State Assemblyman Michael Gianaris (D−Astoria) believes the state should clean up existing power plants in Western Queens rather than build new ones following the decision last week by the state energy board to approve amendments on the second phase of an Astoria plant.
The New York State Board on Electric Generation Siting and the Environment, which determines where power plants can be built within the state, approved amendments to Astoria Energy LLC’s certificate of environmental compatibility in early April. These allow the group to begin construction on the second phase of the power plant it operates on Steinway Street in northwestern Astoria.
The state originally approved a 1,000−megawatt plant at the site. But the board approved a 1,240−megawatt plant for the site last week.
“The big picture is that this is a project that is bad for the community and it’s not the most efficient way for the city to get energy,” Gianaris told a TimesLedger reporter Tuesday. “We should repower plants with cleaner technology rather than create new ones.”
Western Queens generates an estimated 60 percent of the city’s electrical power.
Gianaris said community leaders should have a say on the construction of power plants in their neighborhood.
“This community is the host of a majority of the city’s electricity production,” he said. “It deserves a seat at the table. I’m not saying not to build anything anywhere. But when someone wants to build a new plant and does not provide any environmental benefit to a community that has suffered so long, I have to oppose it because it’s wrong.”
The siting board is made up of members from the Public Service Commission, as well as the state’s Energy Research and Development Authority and its Environmental Conservation, Health and Economic Development departments.
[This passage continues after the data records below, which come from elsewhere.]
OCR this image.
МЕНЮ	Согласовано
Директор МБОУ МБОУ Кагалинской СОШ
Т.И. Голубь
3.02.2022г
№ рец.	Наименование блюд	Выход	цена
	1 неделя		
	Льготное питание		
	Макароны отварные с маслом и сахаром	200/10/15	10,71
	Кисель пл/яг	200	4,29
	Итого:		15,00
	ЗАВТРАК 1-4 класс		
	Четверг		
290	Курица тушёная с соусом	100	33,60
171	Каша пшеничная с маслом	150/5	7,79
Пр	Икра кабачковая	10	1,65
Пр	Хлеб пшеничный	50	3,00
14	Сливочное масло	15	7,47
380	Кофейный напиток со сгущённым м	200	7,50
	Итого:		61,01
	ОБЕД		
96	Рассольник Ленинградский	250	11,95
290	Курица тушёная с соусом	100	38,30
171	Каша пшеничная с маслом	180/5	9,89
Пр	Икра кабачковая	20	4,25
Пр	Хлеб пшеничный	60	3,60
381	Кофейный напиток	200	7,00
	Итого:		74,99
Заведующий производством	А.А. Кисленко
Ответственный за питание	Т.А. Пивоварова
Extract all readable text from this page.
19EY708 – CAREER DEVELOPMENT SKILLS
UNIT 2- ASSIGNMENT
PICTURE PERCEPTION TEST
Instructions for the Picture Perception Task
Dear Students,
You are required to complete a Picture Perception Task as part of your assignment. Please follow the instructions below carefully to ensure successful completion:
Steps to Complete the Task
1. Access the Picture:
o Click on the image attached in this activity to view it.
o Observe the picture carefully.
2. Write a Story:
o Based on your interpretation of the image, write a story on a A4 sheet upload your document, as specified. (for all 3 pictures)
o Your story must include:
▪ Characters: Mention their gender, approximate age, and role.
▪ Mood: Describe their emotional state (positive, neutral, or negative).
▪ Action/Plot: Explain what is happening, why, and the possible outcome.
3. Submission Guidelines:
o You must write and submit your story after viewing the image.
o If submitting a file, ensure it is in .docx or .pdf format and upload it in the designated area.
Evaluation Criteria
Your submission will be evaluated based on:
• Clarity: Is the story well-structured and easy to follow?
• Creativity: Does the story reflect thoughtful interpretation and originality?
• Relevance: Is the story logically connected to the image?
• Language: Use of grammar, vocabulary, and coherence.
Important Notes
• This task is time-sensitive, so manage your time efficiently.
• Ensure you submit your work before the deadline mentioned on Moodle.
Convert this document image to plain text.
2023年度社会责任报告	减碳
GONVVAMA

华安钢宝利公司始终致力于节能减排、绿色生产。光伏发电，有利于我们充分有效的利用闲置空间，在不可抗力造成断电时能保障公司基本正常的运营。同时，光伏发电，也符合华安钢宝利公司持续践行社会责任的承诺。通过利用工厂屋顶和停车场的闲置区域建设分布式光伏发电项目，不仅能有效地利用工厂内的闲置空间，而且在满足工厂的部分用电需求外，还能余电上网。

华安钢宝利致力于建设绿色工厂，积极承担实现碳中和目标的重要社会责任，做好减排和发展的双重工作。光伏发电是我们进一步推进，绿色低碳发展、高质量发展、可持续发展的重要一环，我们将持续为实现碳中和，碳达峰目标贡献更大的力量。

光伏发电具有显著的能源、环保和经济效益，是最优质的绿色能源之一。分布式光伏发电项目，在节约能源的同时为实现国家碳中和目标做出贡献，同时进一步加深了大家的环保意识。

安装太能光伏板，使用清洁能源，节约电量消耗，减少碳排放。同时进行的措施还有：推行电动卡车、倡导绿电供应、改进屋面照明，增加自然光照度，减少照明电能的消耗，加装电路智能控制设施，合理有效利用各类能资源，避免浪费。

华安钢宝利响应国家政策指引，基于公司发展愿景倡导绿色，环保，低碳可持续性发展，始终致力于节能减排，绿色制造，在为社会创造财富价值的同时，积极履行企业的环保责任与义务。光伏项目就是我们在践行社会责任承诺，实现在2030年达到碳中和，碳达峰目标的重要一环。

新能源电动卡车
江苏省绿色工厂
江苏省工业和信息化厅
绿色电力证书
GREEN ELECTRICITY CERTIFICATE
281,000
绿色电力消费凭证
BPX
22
A PSC spokeswoman said the amendments to the second phase of the project, originally approved in 2001 and split into two phases in 2004, would not negatively affect western Queens.
“The board determined it would not increase any environmental impact,” she said.
Gianaris said he feels reassured that the notorious Charles Poletti Power Project, which has long been deemed the city’s worst polluter, will close on time in January following recent concern from community leaders that the state’s Power Authority would keep the plant open longer than originally projected.